Она была как призрак, порожденный ночным маревом. Казалось, она светится. Казалось, она ничего не весит, не касается земли, плывет, над этим обыкновенным мокрым тротуаром, и каблучки ее стучат просто так, для виду, чтобы никто не понял, кто она такая.
Господи, да ничего в ней не было! Чистое легкое лицо, короткое платье, тонкие руки, открытые до плеч…
Она была как душа. Дима склонил голову набок, не в силах оторвать взгляд. Просто нельзя было не знать, как добраться до Уткиной заводи. Сегодня мой день, подумал он. Сердце вдруг взбесилось: казалось, не то что ребра – рубашка не выдержит и лопнет, вот сейчас лопнет…
– Автобусом, я только не помню, – сказал он, поднявшись со скамейки, – где останавливается восьмерка. Придется чуть-чуть поплутать…
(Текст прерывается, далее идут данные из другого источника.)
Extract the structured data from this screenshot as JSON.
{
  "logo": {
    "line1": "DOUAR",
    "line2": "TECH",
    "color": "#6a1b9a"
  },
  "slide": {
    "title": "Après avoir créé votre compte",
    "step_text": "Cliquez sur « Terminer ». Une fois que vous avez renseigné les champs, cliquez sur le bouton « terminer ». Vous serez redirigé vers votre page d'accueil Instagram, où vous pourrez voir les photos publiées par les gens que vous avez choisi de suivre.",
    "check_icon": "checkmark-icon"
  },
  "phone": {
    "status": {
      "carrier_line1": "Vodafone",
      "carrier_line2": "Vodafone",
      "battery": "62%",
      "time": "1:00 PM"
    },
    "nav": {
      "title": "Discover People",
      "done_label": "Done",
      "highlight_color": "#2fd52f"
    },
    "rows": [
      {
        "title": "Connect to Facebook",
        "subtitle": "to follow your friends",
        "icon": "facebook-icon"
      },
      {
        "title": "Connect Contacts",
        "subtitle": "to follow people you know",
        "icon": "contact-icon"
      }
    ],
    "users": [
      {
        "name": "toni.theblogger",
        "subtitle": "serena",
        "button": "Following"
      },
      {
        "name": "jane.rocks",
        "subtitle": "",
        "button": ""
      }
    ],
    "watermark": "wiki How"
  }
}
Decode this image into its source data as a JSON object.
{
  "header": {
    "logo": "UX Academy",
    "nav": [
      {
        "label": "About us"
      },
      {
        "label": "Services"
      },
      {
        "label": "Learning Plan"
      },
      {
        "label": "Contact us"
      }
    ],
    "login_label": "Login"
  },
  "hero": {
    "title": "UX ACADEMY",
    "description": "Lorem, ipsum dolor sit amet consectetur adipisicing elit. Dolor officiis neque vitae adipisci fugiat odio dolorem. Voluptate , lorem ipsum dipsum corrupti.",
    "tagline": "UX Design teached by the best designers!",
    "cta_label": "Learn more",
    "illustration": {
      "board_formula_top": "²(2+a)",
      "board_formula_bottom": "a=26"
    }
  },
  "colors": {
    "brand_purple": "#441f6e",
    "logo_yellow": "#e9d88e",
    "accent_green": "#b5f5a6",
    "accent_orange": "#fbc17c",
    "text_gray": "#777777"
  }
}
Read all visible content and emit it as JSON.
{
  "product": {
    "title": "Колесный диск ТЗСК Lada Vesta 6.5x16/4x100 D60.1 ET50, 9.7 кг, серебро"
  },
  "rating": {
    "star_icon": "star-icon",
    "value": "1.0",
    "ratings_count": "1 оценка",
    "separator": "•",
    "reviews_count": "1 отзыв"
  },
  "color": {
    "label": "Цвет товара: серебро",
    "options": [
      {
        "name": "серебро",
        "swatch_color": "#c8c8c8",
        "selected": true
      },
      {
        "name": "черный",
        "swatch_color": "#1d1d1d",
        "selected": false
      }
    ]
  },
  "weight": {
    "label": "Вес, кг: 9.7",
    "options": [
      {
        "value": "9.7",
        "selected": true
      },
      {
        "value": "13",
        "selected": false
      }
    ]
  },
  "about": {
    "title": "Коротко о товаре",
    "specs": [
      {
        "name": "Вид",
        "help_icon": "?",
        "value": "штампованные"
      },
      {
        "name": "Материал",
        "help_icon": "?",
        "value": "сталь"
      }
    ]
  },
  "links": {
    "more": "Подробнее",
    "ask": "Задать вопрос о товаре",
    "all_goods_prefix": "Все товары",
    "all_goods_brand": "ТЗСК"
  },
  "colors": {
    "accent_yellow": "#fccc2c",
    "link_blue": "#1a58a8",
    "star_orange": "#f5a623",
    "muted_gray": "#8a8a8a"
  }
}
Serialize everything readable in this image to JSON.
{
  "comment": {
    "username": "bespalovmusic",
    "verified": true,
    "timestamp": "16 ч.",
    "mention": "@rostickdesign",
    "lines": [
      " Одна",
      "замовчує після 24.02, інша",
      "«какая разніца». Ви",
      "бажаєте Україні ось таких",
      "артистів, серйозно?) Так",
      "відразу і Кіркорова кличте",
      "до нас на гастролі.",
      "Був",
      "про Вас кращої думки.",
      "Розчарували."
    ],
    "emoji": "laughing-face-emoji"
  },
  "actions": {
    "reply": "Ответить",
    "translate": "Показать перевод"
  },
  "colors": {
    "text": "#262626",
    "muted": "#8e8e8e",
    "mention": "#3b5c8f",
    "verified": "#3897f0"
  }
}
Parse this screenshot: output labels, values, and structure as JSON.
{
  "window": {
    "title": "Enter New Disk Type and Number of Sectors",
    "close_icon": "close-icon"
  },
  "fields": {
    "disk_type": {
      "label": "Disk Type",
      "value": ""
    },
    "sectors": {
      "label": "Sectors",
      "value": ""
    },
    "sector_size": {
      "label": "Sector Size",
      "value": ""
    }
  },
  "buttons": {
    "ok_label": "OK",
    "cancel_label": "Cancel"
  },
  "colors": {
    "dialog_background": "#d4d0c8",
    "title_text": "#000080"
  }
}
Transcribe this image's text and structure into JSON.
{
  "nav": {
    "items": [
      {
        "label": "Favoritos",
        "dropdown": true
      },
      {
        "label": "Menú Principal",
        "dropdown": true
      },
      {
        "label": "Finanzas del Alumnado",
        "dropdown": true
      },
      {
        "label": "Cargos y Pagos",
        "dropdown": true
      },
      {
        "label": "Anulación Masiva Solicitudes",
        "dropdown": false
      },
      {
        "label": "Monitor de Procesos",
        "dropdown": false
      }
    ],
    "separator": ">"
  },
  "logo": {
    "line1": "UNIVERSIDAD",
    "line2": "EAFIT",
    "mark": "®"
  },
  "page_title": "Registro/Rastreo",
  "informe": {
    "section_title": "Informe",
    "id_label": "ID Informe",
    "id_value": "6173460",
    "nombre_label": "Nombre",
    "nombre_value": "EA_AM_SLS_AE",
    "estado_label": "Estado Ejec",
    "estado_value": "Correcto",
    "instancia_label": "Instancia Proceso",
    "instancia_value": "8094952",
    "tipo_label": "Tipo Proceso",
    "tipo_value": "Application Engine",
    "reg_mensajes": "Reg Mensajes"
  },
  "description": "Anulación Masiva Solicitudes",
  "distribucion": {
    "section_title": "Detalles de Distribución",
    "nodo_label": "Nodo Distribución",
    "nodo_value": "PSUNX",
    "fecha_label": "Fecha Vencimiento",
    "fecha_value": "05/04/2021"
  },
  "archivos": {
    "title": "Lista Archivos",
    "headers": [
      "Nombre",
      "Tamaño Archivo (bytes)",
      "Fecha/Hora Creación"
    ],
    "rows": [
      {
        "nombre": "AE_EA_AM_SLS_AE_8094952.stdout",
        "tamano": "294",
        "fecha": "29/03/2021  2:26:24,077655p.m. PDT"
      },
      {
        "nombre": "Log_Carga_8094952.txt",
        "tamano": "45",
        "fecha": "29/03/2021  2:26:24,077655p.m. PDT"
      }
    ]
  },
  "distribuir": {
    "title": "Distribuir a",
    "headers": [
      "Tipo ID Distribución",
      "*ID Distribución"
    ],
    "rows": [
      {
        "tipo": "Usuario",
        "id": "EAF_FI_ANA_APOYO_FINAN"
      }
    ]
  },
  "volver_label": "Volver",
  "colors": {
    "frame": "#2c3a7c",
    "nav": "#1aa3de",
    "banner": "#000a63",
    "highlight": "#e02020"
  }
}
Она смотрела на него. Ей было легче – она закрывалась очками, в них отсверкивал далекий фонарь.
– Может, на пальцах объясните, маляр?
Дима сделал беспомощное лицо.
– Сам буду искать, – извинился он. – Шестым чувством. Если вы устали, или не хотите с маляром идти рядом – я могу сбегать, а потом вернусь сюда и доложу, лады?
– Быстрее будет спросить кого-нибудь другого, – недовольно сказала она.
Секунду Дима стоял с разведенными руками, взглядом лаская ее настороженно сжатые губы, а потом вздохнул и уселся обратно.
– Это, несомненно, логично, – согласился он.
Она не могла уйти, он всемогущ. Только он должен выполнить ее просьбу. Она задумчиво вытянула губы в трубочку. Улицы были пусты. Окна гасли – то одно, то другое.
– И зачем вам так далеко! – спросил Дима.
– Не ваше дело, – резко ответила она, но не ушла, лишь с ноги на ногу переступила в нерешительности. Ноги стройно светили на фоне черного отблескивающего асфальта. Она перехватила его взгляд, издевательски спросила:
– Нравится?
Дима поднял глаза. Ее очки отсверкивали, как ледышки.
– Да, – виновато ответил он и опять чуть развел руками: дескать, что ж тут поделаешь. Она скривилась. Он поспешно добавил: – Вы не думайте, это у меня профессиональное.
– Профессиональное заболевание – сифилис, – едко сказала она. – Кто-то из ваших великих в принципе не мог нарисовать женщины, если с ней не переспал?
Дима тяжко вздохнул.
– Потрясающая эрудиция. Вы, простите, из искусствоведов?
– Нет, – ответила она. – Я спешу.
Дима вскочил.
– Да, конечно, шеф, – сказал он энергично. – Простите, я отвлекся. Засмотрелся, – добавил он. – Это вон туда. Бежим?
Она взъерошила маленькой пятерней свою короткую прическу. Решительно отрубила:
– Бежим!
И зацокала рядом с Димой, глядя только вперед, держась прямо и строго, как в строю. Дима смирил шаги – поначалу он и впрямь побежал от избытка чувств.
– Вы действительно спешите?
Она помолчала, потом ответила ядовито:
– Если бы я хотела прогуляться в обнимку до ближайшей парадной, я бы прямо сказала.
Дима всплеснул руками.
– Бога ради, не надо прямо! Если вас не затруднит, молчите, я сам догадаюсь.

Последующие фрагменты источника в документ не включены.